From the KODI DEV TEAM: A minor bug fix and security release v17.3
Sorry for this quick bump to v17.3 however we deemed it necessary. In the previous v17.2 we had a slight issue due to packaging certain binary add-ons like PVR, visualisation and Inputstream. Sadly we only uncovered this too late after release. Additionally on the older distros like Ubuntu 14.04 in combination with the available GCC 4.8 compiler an issue surfaced which we had to fix as well. This v17.3 release fixed both these issues and should be completely working again including the missing add-ons.

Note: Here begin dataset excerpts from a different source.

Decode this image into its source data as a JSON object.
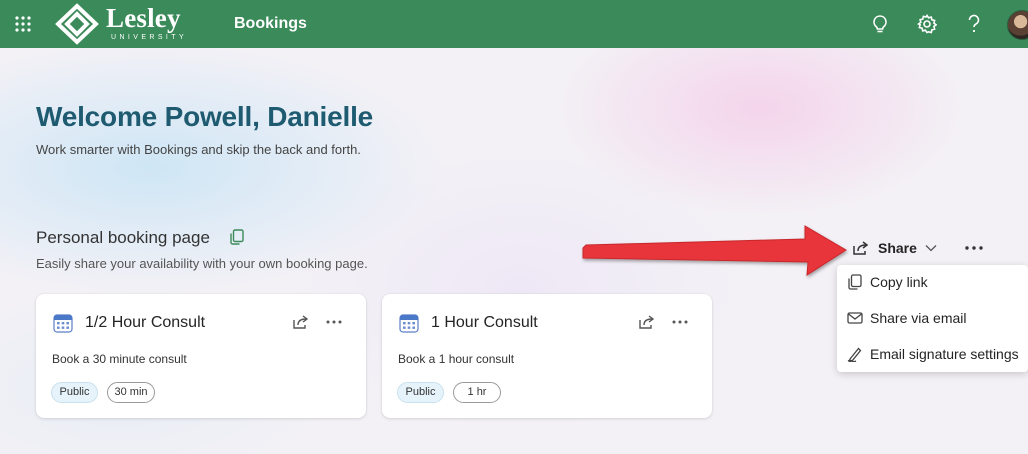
{
  "header": {
    "logo_word": "Lesley",
    "logo_sub": "UNIVERSITY",
    "app_title": "Bookings",
    "icons": [
      "waffle-icon",
      "lightbulb-icon",
      "gear-icon",
      "help-icon",
      "avatar"
    ],
    "brand_color": "#3b8a5a"
  },
  "main": {
    "welcome": "Welcome Powell, Danielle",
    "subtitle": "Work smarter with Bookings and skip the back and forth.",
    "section_title": "Personal booking page",
    "section_sub": "Easily share your availability with your own booking page.",
    "share_label": "Share",
    "share_menu": [
      {
        "label": "Copy link",
        "icon": "copy-icon"
      },
      {
        "label": "Share via email",
        "icon": "mail-icon"
      },
      {
        "label": "Email signature settings",
        "icon": "signature-pen-icon"
      }
    ],
    "cards": [
      {
        "title": "1/2 Hour Consult",
        "description": "Book a 30 minute consult",
        "visibility": "Public",
        "duration": "30 min"
      },
      {
        "title": "1 Hour Consult",
        "description": "Book a 1 hour consult",
        "visibility": "Public",
        "duration": "1 hr"
      }
    ]
  },
  "colors": {
    "welcome_text": "#1e5a70",
    "annotation_arrow": "#e8363a"
  }
}
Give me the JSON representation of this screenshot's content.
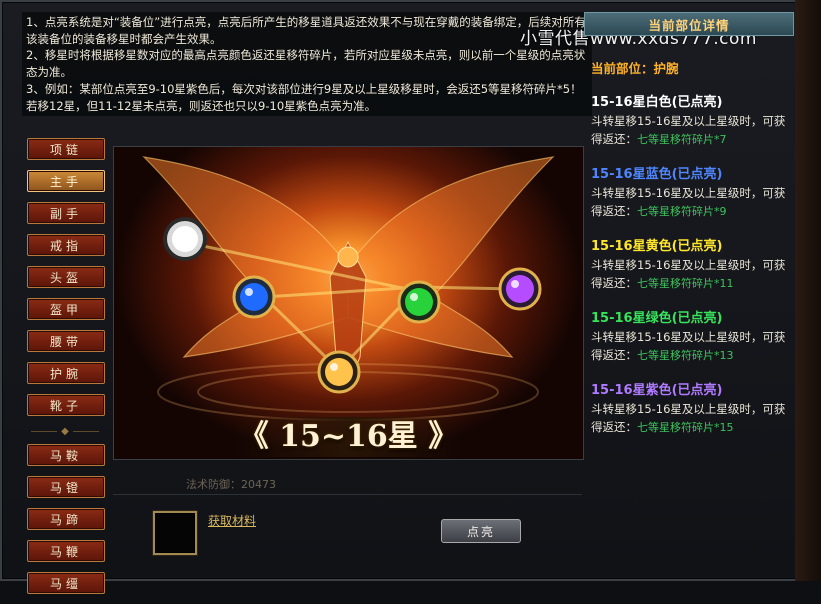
{
  "description": {
    "lines": [
      "1、点亮系统是对“装备位”进行点亮，点亮后所产生的移星道具返还效果不与现在穿戴的装备绑定，后续对所有该装备位的装备移星时都会产生效果。",
      "2、移星时将根据移星数对应的最高点亮颜色返还星移符碎片，若所对应星级未点亮，则以前一个星级的点亮状态为准。",
      "3、例如：某部位点亮至9-10星紫色后，每次对该部位进行9星及以上星级移星时，会返还5等星移符碎片*5！若移12星，但11-12星未点亮，则返还也只以9-10星紫色点亮为准。"
    ]
  },
  "watermark": "小雪代售www.xxds777.com",
  "tabs": [
    {
      "label": "项链",
      "active": false
    },
    {
      "label": "主手",
      "active": true
    },
    {
      "label": "副手",
      "active": false
    },
    {
      "label": "戒指",
      "active": false
    },
    {
      "label": "头盔",
      "active": false
    },
    {
      "label": "盔甲",
      "active": false
    },
    {
      "label": "腰带",
      "active": false
    },
    {
      "label": "护腕",
      "active": false
    },
    {
      "label": "靴子",
      "active": false
    }
  ],
  "mount_tabs": [
    {
      "label": "马鞍"
    },
    {
      "label": "马镫"
    },
    {
      "label": "马蹄"
    },
    {
      "label": "马鞭"
    },
    {
      "label": "马缰"
    }
  ],
  "phoenix": {
    "star_label": "15~16星",
    "orbs": [
      "white",
      "blue",
      "yellow",
      "green",
      "purple"
    ],
    "colors": {
      "white": "#e8e8e8",
      "blue": "#1f6bff",
      "yellow": "#ffc24a",
      "green": "#27d23a",
      "purple": "#b64cff"
    }
  },
  "bottom": {
    "material_link": "获取材料",
    "light_button": "点亮",
    "faint_text": "法术防御：20473"
  },
  "right_panel": {
    "title": "当前部位详情",
    "part": "当前部位：护腕",
    "items": [
      {
        "title": "15-16星白色(已点亮)",
        "color": "#ffffff",
        "desc": "斗转星移15-16星及以上星级时，可获得返还：",
        "reward": "七等星移符碎片*7"
      },
      {
        "title": "15-16星蓝色(已点亮)",
        "color": "#4f86ff",
        "desc": "斗转星移15-16星及以上星级时，可获得返还：",
        "reward": "七等星移符碎片*9"
      },
      {
        "title": "15-16星黄色(已点亮)",
        "color": "#ffe62a",
        "desc": "斗转星移15-16星及以上星级时，可获得返还：",
        "reward": "七等星移符碎片*11"
      },
      {
        "title": "15-16星绿色(已点亮)",
        "color": "#36e35b",
        "desc": "斗转星移15-16星及以上星级时，可获得返还：",
        "reward": "七等星移符碎片*13"
      },
      {
        "title": "15-16星紫色(已点亮)",
        "color": "#b07aff",
        "desc": "斗转星移15-16星及以上星级时，可获得返还：",
        "reward": "七等星移符碎片*15"
      }
    ]
  }
}
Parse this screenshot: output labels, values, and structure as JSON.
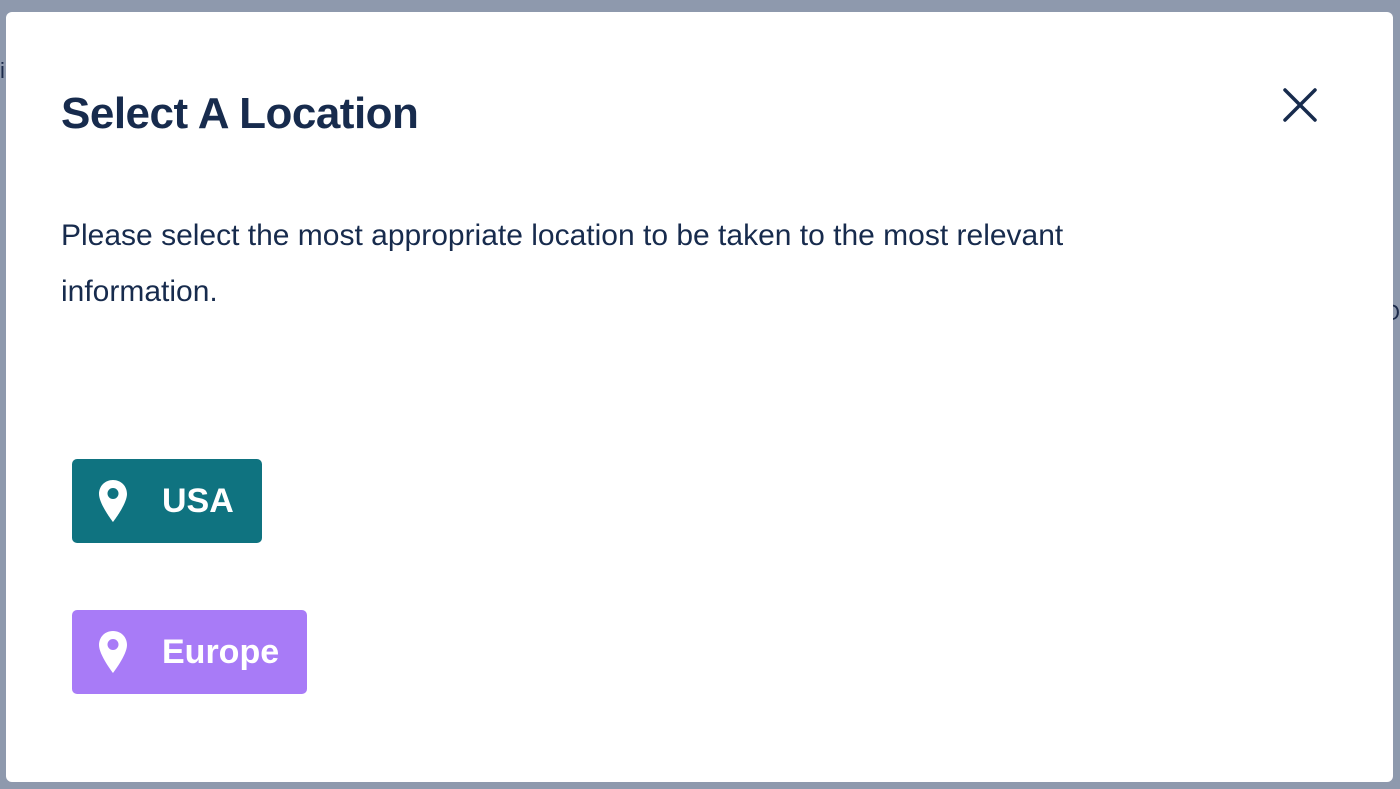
{
  "backdrop": {
    "left_glyph": "i",
    "right_glyph": "O"
  },
  "modal": {
    "title": "Select A Location",
    "description": "Please select the most appropriate location to be taken to the most relevant information.",
    "close_icon": "close-icon"
  },
  "locations": [
    {
      "label": "USA",
      "icon": "map-pin-icon",
      "color": "#0f7380"
    },
    {
      "label": "Europe",
      "icon": "map-pin-icon",
      "color": "#a87bf7"
    }
  ],
  "colors": {
    "title_text": "#172b4d",
    "backdrop": "#8e99ad"
  }
}
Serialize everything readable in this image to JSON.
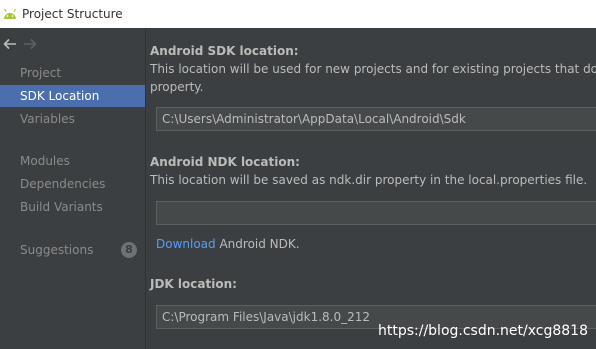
{
  "window": {
    "title": "Project Structure"
  },
  "sidebar": {
    "items": [
      {
        "label": "Project"
      },
      {
        "label": "SDK Location"
      },
      {
        "label": "Variables"
      },
      {
        "label": "Modules"
      },
      {
        "label": "Dependencies"
      },
      {
        "label": "Build Variants"
      },
      {
        "label": "Suggestions",
        "badge": "8"
      }
    ]
  },
  "sdk": {
    "heading": "Android SDK location:",
    "description_1": "This location will be used for new projects and for existing projects that do n",
    "description_2": "property.",
    "value": "C:\\Users\\Administrator\\AppData\\Local\\Android\\Sdk"
  },
  "ndk": {
    "heading": "Android NDK location:",
    "description": "This location will be saved as ndk.dir property in the local.properties file.",
    "value": "",
    "download_link": "Download",
    "download_suffix": " Android NDK."
  },
  "jdk": {
    "heading": "JDK location:",
    "value": "C:\\Program Files\\Java\\jdk1.8.0_212"
  },
  "watermark": "https://blog.csdn.net/xcg8818",
  "colors": {
    "background": "#3c3f41",
    "selection": "#4b6eaf",
    "link": "#589df6",
    "android_green": "#a4c639"
  }
}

Fixes done in this release:
- Fixed missing binary add-ons on release time
- Fixed crash on older distros like Ubuntu 14.04 with GCC 4.8 compiler
From previous v17.2 release:
- Fix selection after channelgroup switching in PVR guide window
- Fix handling of gaps that caused eradic behaviour in EPG grid
- Allow backing out of fullscreen pictures by mapping longpress guesture
- Quick fix for wake up command not being called in PVR power management
- Use alternative method to check if platform updates have been installed on Windows
- Set the minimum version in the code which is currently OSX 10.8
- Fix possible security flaw which could abused .zip files which try to traverse to a parent directory
- Use the correct ttc font from the video file for subtitles on Windows
- Detect and delete zero-byte database files which causes crashes
You may have read in the news that malicious subtitle zip files could potentionally infect and harm your media player including Kodi. When Check Point researchers uncovered this flaw they contacted us up front to let us know about this flaw. Our developers fixed this secuity gap and have added the fix to this v17.2 release. As such we highly encourage all users to install this latest version! Any previous Kodi version will not get any security patch. We have began the roll out of this version and Android Play Store as well as Windows Store have this update pending and will roll out as soon as possible. Please be patient if you are using these store versions. Our official download page of course has the regular install files available for the supported platforms.
To be clear this possible vulnerability is only present when you first enable a subtitle download add-on and then actually download zipped subtitles. Any subtitles that you already have as text file, are embedded in the video stream or are included with you DVD or Blurays are safe.